The deeming provisions in these Acts seek to leave the ordinary residence of a person, who was provided accommodation by a local authority, unaffected by the location of the particular placement. For example, if a person X is housed in the geographic area of Local Authority A by Local Authority B, person X will be deemed to be resident in Local Authority B. The underlying principle of these deeming provisions is to prevent local authorities from exporting their responsibilities to other local authorities. The narrow interpretative quest before the court was whether for the purposes of a determination under the National Assistance act, the deeming provisions in the Children Act applied, and they held that they did.
They supported this on policy grounds; that to apply Shah, without qualification, could disrupt these deeming provisions and such disruption would be undesirable and could have long term effects. For example, if Shah took precedent over the deeming provisions, a child, placed by authority A in the area of authority B under the 1989 Act, who was deemed ordinarily resident in the area of authority A under the 1989 Act, would be regarded as becoming ordinarily resident in area B when they reach 18 for the purpose of the 1948 Act, with the result that responsibility for his care as an adult is then transferred to Y as a result of X having arranged for his accommodation as a child in the area of Y.
The long term consequences of such a ruling could have adverse effects; it may constrain the willingness of local authorities with specialist units from accepting children from the area of another local authority due to the long-term financial burden that could potentially follow when the child reached 18.
The Care Act makes some changes to the deeming provisions to widen the ambit of them to include placements in shared lives or supported living accommodation as well as placements in care homes as situations where the placing authority will retain responsibility, and also placements made under Section 117 of the Mental Health Act 1983. The Care Act does not however, directly address the point on which the Supreme Court ruled in relation to the National Assistance Act. Despite this, it is our view that the approach of the Supreme Court would be likely to be the same under the new Legislation; that is to say that where deeming provisions under the Children Act apply, they will continue to apply to determine the responsible authority on transition to adult care.

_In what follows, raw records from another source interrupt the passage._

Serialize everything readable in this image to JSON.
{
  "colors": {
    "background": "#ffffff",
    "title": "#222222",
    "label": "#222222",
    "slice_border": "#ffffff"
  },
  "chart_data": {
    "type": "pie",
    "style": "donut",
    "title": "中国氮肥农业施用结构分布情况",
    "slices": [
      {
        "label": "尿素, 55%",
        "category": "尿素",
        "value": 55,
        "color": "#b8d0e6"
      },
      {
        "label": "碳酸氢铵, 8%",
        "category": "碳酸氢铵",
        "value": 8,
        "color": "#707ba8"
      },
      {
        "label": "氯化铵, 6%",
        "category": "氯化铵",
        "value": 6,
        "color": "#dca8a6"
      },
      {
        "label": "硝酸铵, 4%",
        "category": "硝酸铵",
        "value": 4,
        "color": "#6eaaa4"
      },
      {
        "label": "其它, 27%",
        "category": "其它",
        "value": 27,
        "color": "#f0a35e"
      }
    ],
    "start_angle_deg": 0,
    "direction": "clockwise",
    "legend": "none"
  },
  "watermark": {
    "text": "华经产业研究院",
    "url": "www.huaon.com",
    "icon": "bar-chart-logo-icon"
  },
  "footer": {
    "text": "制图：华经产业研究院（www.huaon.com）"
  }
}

The case of Cornwall held great promise; many practitioners felt that this might finally be the Supreme Court's opportunity to tidy and clarify the law surrounding ordinary residence. Disappointingly, however, this proved not to be the case and instead, Cornwall has left legal practitioners scrabbling around for any clear principles regarding how the tests for ordinary residence should be applied and how the deeming provisions should work in practice. This article claims to have salvaged two key principles which will likely lead to subtle re-drafts of the Secretary of State Guidance on Ordinary Residence and also amendments to the the Care Act 2014 Guidance.